The brilliance of this statement comes from the fact that firing teachers-let alone fire-fighters, closing libraries, etc.,-implies that we have no money. In contrast, invading a nation on what was basically a whim and spending well over $100 million, just on missiles, on the first single day of operations, implies that we do.
As Senate Foreign Relations ranking member Richard Lugar, said on CBS’s Face the Nation, “It’s a strange time in which almost all of our congressional days are spent talking about budget deficits [as] outrageous problems. yet at the same time, all of this passes.”
Strange indeed. Just how many teachers could be hired for the cost of one cruise missile? How many students’ college tuitions could be paid for, not to mention head start programs for younger kids? How many public employees could be paid to carry out needed services for the cost of this new war?
Besides our own internal lack of rationality, this tragic contradiction brings up another crucial point. At a time when we just invaded another country to help bring those people Democracy and Freedom-fondly reminiscent of our noble missions in both Iraq and Afghanistan-it is worth asking the question: what on earth makes us a credible force to help out other countries, when things seem to be going downhill back at home? Are we really the model we want to be spreading? I only ask because based on our situation today, one would come to the reasonable conclusion that Democracy implies a system in which: workers are not allowed to collectively bargain; freedom of speech does not count if you are speaking of dissent like Bradley Manning or Malalai Joya; and the logical method of balancing the budget is in a way that affects everyone with gross inequity, rather than taxing the corporations that are currently getting away with paying a whopping nothing on their yearly mega-profits. At least that whole “liberating women” thing is still credible, because it’s not like women’s rights are under attack here at home.
The question is, will this all lead to a tipping point?
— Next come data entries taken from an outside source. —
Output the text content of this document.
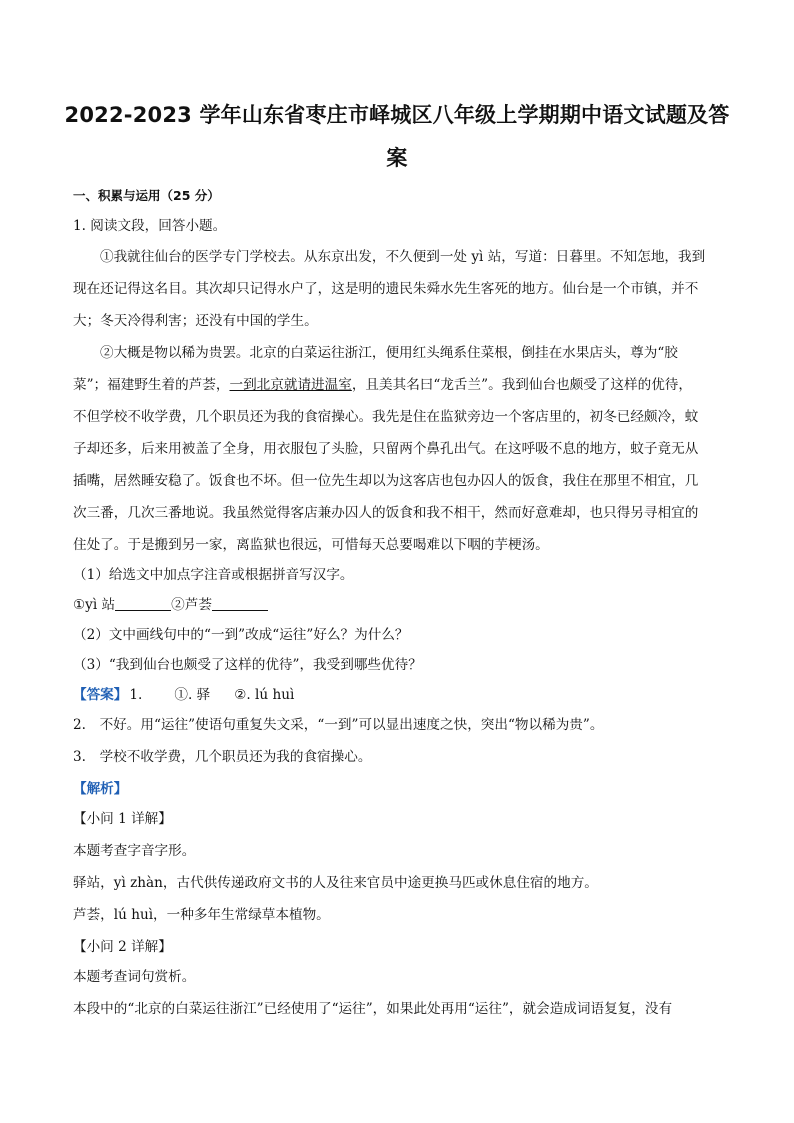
2022-2023 学年山东省枣庄市峄城区八年级上学期期中语文试题及答
案
一、积累与运用（25 分）
1. 阅读文段，回答小题。
①我就往仙台的医学专门学校去。从东京出发，不久便到一处 yì 站，写道：日暮里。不知怎地，我到
现在还记得这名目。其次却只记得水户了，这是明的遗民朱舜水先生客死的地方。仙台是一个市镇，并不
大；冬天冷得利害；还没有中国的学生。
②大概是物以稀为贵罢。北京的白菜运往浙江，便用红头绳系住菜根，倒挂在水果店头，尊为“胶
菜”；福建野生着的芦荟，一到北京就请进温室，且美其名曰“龙舌兰”。我到仙台也颇受了这样的优待，
不但学校不收学费，几个职员还为我的食宿操心。我先是住在监狱旁边一个客店里的，初冬已经颇冷，蚊
子却还多，后来用被盖了全身，用衣服包了头脸，只留两个鼻孔出气。在这呼吸不息的地方，蚊子竟无从
插嘴，居然睡安稳了。饭食也不坏。但一位先生却以为这客店也包办囚人的饭食，我住在那里不相宜，几
次三番，几次三番地说。我虽然觉得客店兼办囚人的饭食和我不相干，然而好意难却，也只得另寻相宜的
住处了。于是搬到另一家，离监狱也很远，可惜每天总要喝难以下咽的芋梗汤。
（1）给选文中加点字注音或根据拼音写汉字。
①yì 站	②芦荟
（2）文中画线句中的“一到”改成“运往”好么？为什么？
（3）“我到仙台也颇受了这样的优待”，我受到哪些优待？
【答案】 1. ①. 驿 ②. lú huì
2.　不好。用“运往”使语句重复失文采，“一到”可以显出速度之快，突出“物以稀为贵”。
3.　学校不收学费，几个职员还为我的食宿操心。
【解析】
【小问 1 详解】
本题考查字音字形。
驿站，yì zhàn，古代供传递政府文书的人及往来官员中途更换马匹或休息住宿的地方。
芦荟，lú huì，一种多年生常绿草本植物。
【小问 2 详解】
本题考查词句赏析。
本段中的“北京的白菜运往浙江”已经使用了“运往”，如果此处再用“运往”，就会造成词语复复，没有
So far we have begun to see the boiling over of outrage against the way things are in Madison, with similar protests against budget-slashing and anti-union measures across states including Ohio, Michigan, and New York. Similarly, what has erupted as massive student protests all across Europe are beginning to pick up here at home, with high school and university students demonstrating from California to Michigan, Wisconsin, Connecticut, and Rhode Island, among others. Granted, the student movement is still small in the U.S., but it is building and people are organizing. The latter is crucial for anything to come of what currently stands as widespread and intensifying frustration.
On this tragic anniversary of King’s death, let’s proclaim it intolerable that our country’s priorities are still so out of touch with reality for the masses, as they were when King made his famous Beyond Vietnam address. Speaking in New York City, a year to the day before he died, King said, “A true revolution of values will soon cause us to question the fairness and justice of many of our past and present policies. True compassion is more than flinging a coin to a beggar. It comes to see that an edifice which produces beggars needs restructuring.”
When Tomahawk missiles and fighter jets for imperial interests take budgetary preeminence over the educational and occupational well-being of citizens at home, this need for restructuring is clearer than ever.